I seem to have a weakness for plants named ‘Apple Blossom’: Pelargonium ‘Apple Blossom Rosebud’ is a favourite and I’m an admirer of Clematis armandii ‘Apple Blossom’ too. Alcea ‘Apple Blossom’ is no exception, with its tissue paper-like balls of powder pink fluff.

Mixed hollyhocks (Alcea)

If you’re growing hollyhocks, I hope they’re doing you proud. And if, like me, you are just dreaming, I hope these will be fodder for the imagination.

Shared for Cee’s Flower of the Day.

46 Replies to “Cottage Garden Plants: Hollyhocks”

  1. I grew up with hollyhocks galore in both my grandmother and mother’s gardens. They weren’t as fancy as some of these varieties, but they made wonderful dolls: one bloom turned downward for the skirt, and a bud on top for the face.

    1. Wonderful memories to have. I never had the chance to play with hollyhocks, but I have made my fair share of daisy chains.

    1. They do stay in the mind. I saw a decrepit looking house once with a garden full of hollyhocks. It was on a busy road and I didn’t stop to get a closer look and I really regret it!

  2. I have the same memories as Shoreacres, above, and seeing these certainly brought those back! I love hollyhocks, and I thank you for posting about them; I do need to plant some here. Where I’d put them is a bit of a head-scratcher, but I think I could make it happen, especially if I could grow something like the Halo Lavender with the Dora. Gorgeous! But then there’s Apple Blossom….hollyhocks wear so many colors well.

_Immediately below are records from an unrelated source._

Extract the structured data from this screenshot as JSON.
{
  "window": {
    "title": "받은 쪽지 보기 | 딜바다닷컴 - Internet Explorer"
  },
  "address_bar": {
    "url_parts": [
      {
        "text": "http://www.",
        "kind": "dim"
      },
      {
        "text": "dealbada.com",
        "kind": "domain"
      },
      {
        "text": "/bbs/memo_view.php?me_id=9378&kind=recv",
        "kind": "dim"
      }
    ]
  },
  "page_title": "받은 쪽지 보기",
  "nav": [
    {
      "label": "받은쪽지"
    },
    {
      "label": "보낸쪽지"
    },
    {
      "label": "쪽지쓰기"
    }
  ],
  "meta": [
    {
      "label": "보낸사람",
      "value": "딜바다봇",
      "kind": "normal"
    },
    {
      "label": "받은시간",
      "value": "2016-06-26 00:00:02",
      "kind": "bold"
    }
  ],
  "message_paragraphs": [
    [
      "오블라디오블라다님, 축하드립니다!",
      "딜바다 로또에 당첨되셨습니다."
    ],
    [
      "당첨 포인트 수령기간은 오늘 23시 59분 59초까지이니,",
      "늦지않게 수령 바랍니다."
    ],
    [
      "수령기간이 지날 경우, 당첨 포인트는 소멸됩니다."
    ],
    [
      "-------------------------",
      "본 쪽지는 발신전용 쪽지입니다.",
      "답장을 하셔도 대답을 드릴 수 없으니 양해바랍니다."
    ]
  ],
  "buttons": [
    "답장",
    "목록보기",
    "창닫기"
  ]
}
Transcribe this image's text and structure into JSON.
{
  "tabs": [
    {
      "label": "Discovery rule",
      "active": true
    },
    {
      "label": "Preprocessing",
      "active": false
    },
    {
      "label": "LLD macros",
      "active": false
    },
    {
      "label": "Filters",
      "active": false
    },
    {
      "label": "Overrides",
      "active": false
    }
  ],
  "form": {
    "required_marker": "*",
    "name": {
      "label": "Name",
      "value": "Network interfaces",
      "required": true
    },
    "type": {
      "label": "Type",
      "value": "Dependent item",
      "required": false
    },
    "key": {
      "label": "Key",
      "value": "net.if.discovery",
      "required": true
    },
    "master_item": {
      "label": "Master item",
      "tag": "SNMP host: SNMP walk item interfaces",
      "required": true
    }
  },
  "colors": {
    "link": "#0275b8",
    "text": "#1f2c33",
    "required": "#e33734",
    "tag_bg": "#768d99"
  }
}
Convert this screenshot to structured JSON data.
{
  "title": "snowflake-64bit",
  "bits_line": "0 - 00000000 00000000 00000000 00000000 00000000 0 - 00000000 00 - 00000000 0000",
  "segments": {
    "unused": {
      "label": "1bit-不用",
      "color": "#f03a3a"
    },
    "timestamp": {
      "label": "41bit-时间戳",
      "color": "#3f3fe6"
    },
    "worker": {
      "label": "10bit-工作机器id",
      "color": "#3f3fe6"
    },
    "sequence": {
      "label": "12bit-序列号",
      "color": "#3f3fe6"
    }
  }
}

  3. I do love the cottage look of hollyhocks, but as you mentioned rust is a real problem and I’ve given up growing them. Unfortunately, my H. ‘Annabelle’ keeps perpetuating it. Having surrounding wild white pine and currants out there doesn’t help either.

    1. I haven’t grown them for many years either. I have seen them looking surprisingly good growing wild in the streets in more southernly parts of England.

      1. They are easy to make, a bud for the head and open flower the body/dress. We played with jacks and jumped rope sometimes marbles that was more of a boy’s action.